No habiendo una definición de lo que es un servicio esencial conforme lo ordena la Ley Promesa, Emmanuelli apuntó que se han certificado unos planes fiscales donde no aparece ese requisito de ley, lo que a su vez le permitió analizar que se podía llevar un pleito contra la JCF para impugnar su determinación de no haber incluido a la UPR como un servicio esencial, ni siquiera la ha categorizado como un servicio y por eso es que le imponen unos recortes tan dramáticos. La JCF le ha exigido a la Junta de Gobierno de la UPR recortes en su presupuesto por más de $500 millones en cinco años. 

El conocimiento de Emmanuelli sobre las exigencia de Jaresko parte de su participación en el proceso de mediación confidencial que mantienen varios acreedores con el gobierno para tratar de resolver las controversias sobre las prelaciones de pago en el cual aunque todavía la UPR no es una prioridad se supone que llegue a serlo. 

La mediación se interrumpió por el paso de los huracanes lo que desvió la atención de este trámite y todavía no hay calendario acordado para abordar ese aspecto. Al presente, debido a que la JCF no certificó el primer PFG, ni el de la UPR, esto le dio espacio a la APRUM para poder entrar en un proceso de negociación cara a cara, esta vez con Autoridad de Asesoría Financiera y Agencia Fiscal (AAFAF), con la Junta de Gobierno de la UPR y eventualmente con la JCF para poder aportar en el proceso del PF de la UPR. 

En tanto el espacio de negociación entre los citados entes permitió una pausa en los procesos de mociones de desestimación radicados por la JCF de que APRUM no tienen “standing” para demandar porque los profesores no son acreedores del gobierno de Puerto Rico y todavía la UPR no tiene un caso de Título III. El reto ahora para APRUM es el cómo la juez Taylor va a evaluar la moción de la JCF y cómo o cuánto van a poder los profesores influir en la preparación del Plan Fiscal de la UPR, mediante su estudio, Plan SOS UPR. 

De no lograr cambios significativos en los planes fiscales todavía los profesores tendrían 21 días para enmendar la demanda de manera que puedan ajustarla al nuevo PFG que todavía no ha sido certificado y que puedan tomar en cuenta los señalamientos que ya ha hecho la jueza Taylor en torno a cuál es el espacio que tiene un acreedor en esta etapa de los procedimientos. 

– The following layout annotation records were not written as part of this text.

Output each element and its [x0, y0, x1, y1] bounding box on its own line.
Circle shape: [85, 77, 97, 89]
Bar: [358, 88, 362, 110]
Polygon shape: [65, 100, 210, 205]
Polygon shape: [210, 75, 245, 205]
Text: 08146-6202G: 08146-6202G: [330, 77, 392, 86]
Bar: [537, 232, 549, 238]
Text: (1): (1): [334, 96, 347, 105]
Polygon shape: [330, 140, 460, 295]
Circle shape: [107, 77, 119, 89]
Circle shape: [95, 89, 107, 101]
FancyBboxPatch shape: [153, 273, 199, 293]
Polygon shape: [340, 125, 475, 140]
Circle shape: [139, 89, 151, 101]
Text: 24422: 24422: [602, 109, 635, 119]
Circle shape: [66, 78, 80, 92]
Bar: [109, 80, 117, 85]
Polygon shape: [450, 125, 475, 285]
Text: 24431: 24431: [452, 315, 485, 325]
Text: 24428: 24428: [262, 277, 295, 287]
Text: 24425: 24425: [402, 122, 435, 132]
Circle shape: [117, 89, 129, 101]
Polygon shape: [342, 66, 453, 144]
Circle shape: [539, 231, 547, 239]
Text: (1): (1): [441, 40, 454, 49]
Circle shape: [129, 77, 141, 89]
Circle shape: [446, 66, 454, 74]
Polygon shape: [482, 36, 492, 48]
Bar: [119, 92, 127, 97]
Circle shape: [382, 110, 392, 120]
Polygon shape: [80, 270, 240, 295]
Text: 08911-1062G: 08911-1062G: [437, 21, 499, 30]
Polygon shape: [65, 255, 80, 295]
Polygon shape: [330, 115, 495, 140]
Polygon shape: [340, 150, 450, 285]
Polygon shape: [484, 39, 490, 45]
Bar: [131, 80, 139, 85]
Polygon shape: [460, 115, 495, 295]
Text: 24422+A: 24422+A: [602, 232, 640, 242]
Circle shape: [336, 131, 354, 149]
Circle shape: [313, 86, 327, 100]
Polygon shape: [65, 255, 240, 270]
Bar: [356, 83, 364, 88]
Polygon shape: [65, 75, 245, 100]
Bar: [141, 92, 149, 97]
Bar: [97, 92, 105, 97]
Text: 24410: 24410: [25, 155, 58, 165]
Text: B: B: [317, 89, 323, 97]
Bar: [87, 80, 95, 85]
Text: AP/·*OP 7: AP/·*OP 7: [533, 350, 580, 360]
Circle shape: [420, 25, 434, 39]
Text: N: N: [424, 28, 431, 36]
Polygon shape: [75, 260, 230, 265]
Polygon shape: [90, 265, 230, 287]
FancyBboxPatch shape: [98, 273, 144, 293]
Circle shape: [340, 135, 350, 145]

Mientras, se supone que el gobierno tiene hasta el 29 de mayo para presentar su plan de ajuste de deuda para ver en qué posición queda la UPR. El representante legal de APRUM señaló que una determinación de la Jueza que es buena para el caso es que hay que mirar si el plan fiscal es constitucional y si afecta los derechos conforme están protegidos por la constitución de EE UU. En esa dirección explicó que la juez Taylor determinó en el caso de unos bonistas el que los planteamientos de naturaleza contractual presentados no eran válidos en este momento porque ella estimó que había habido suficiente justificación de parte del gobierno de Puerto Rico para aprobar las leyes que establecieron la moratoria del pago. “Es una apreciación que la jueza hace sobre los méritos constitucionales pero deja el espacio para que una reclamación constitucional se pueda llevar”, concluyó Rolando Emmanuelli.